Julgamento sobre perda de patente por tentativa de golpe coloca STM sob teste, diz presidente
Maria Elizabeth Rocha afirma que análise será inédita e promete transparência em processos contra militares condenados pelo STF
POLÍTICAA presidente do Superior Tribunal Militar (STM), ministra Maria Elizabeth Rocha, afirmou nesta segunda-feira (15) que o julgamento sobre a eventual perda de patente de militares condenados pelo Supremo Tribunal Federal (STF) por envolvimento na tentativa de golpe de Estado entre 2022 e 2023 representará um momento decisivo para a Corte. Segundo ela, os processos irão “colocar o tribunal à prova” diante de um cenário inédito na Justiça Militar.
Pela primeira vez em sua história, o STM deverá analisar pedidos de cassação de patente relacionados a crimes contra a democracia. A Corte também nunca decidiu pela exclusão de generais das Forças Armadas após condenações desse tipo, o que amplia a dimensão institucional do julgamento.
Atualmente, cinco dos 15 ministros que compõem o STM foram indicados pelo ex-presidente Jair Bolsonaro. Além disso, parte dos integrantes do tribunal conviveu profissionalmente, ao longo da carreira militar, com alguns dos oficiais agora condenados, o que tende a adicionar complexidade ao processo de julgamento.
Apuração do Estadão indica que ministros do STM devem levar em conta a chamada “vida pregressa” dos militares condenados ao analisar se eles são ou não dignos de permanecer no oficialato. Isso significa que, mesmo diante da comprovação de envolvimento na trama golpista, alguns magistrados podem votar contra a perda de patente de nomes de alta patente e prestígio nas Forças Armadas, como o general Augusto Heleno e o ex-comandante do Exército Paulo Sérgio Nogueira.
Historicamente, o STM costuma acolher a maior parte das representações do Ministério Público Militar (MPM). Nos últimos oito anos, cerca de 93% dos pedidos de expulsão de militares condenados foram aceitos pela Corte. Entre os crimes que mais resultaram na cassação de patentes estão estelionato, peculato, corrupção passiva e estupro de vulnerável.
Conforme já revelado pela Coluna do Estadão, a expectativa é que os casos envolvendo militares condenados pela tentativa de golpe cheguem ao STM a partir de 2026. O MPM deverá apresentar representações individualizadas, com a designação de um relator específico para cada processo.

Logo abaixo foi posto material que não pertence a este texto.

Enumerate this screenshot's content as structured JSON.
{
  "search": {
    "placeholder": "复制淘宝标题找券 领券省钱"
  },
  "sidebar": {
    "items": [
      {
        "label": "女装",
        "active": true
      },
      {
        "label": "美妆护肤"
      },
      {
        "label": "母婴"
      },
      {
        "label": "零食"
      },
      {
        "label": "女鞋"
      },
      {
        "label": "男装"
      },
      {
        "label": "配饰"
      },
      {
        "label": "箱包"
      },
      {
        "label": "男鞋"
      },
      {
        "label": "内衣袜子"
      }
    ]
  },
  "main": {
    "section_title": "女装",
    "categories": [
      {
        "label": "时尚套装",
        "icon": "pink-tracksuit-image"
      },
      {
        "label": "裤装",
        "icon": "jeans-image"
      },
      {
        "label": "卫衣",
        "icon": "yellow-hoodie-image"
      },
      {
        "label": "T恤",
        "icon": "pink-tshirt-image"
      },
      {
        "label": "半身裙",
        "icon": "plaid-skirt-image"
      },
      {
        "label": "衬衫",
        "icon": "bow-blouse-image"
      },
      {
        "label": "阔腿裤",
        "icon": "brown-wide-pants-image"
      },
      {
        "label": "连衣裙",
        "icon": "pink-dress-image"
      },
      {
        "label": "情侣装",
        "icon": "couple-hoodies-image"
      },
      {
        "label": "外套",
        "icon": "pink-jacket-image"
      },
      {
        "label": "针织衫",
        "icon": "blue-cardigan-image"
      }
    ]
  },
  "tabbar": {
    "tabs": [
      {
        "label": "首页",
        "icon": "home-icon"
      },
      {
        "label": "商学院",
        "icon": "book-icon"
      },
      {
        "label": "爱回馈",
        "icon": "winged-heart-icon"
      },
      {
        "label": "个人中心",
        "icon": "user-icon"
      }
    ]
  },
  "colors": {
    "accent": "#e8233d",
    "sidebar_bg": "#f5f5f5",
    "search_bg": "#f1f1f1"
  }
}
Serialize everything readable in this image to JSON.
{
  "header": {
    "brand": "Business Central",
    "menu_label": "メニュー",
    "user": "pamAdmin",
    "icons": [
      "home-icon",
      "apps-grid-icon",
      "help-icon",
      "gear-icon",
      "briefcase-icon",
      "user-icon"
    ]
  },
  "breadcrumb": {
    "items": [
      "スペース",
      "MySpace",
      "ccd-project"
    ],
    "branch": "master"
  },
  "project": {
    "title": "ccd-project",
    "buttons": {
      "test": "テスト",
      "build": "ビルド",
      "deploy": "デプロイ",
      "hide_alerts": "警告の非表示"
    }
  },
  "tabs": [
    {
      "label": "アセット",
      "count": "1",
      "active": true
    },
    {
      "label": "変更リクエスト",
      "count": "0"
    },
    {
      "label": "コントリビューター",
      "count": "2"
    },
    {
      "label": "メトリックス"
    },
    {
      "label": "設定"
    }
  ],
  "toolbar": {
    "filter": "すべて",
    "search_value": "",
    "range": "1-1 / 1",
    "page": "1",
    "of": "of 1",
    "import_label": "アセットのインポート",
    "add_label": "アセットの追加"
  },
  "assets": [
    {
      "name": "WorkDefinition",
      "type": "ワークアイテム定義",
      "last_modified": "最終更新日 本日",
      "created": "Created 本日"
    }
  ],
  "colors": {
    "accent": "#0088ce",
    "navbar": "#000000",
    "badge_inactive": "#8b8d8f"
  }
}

Maria Elizabeth Rocha afirmou que pretende dar ampla publicidade aos atos do tribunal. Segundo ela, a imprensa será convidada para acompanhar os sorteios eletrônicos dos processos. “Eu quero que a transparência seja a marca de todas as ações que eu adotar”, declarou.
A ministra ressaltou que o STM não irá reavaliar os crimes já julgados pelo STF. “Ninguém vai avaliar o crime que já foi julgado pelo Supremo. Vamos analisar se os militares são dignos ou não para continuar no oficialato”, explicou.
Por tradição centenária, a presidente do STM não participa das votações. Ela só se manifesta em caso de empate, quando há sete votos para cada lado. Nessa situação, o voto de desempate é obrigatoriamente favorável ao réu, conforme praxe consolidada no Judiciário.
Outro ponto considerado inédito pela presidente do tribunal é a possibilidade de recursos contra as decisões do STM. As contestações podem partir tanto das defesas dos militares, caso a decisão seja pela perda de patente, quanto do próprio MPM, se a Corte decidir manter os condenados nas Forças Armadas.
Caso os recursos sejam apresentados, os processos poderão chegar ao STF. Historicamente, a Suprema Corte não admite apelações da Justiça Militar. “O Supremo nunca admitiu recurso. Eu sempre considerei, com todo respeito à Suprema Corte, um equívoco”, afirmou Rocha.
Segundo apuração do Estadão, um interlocutor do ministro Alexandre de Moraes informou que o magistrado deve discutir com os demais integrantes do STF a possibilidade de aceitar recursos relacionados à perda de patente. Nesse cenário, o Supremo pode tanto se sobrepor à decisão do STM — hipótese pouco comum — quanto determinar que a Corte militar reveja seu entendimento.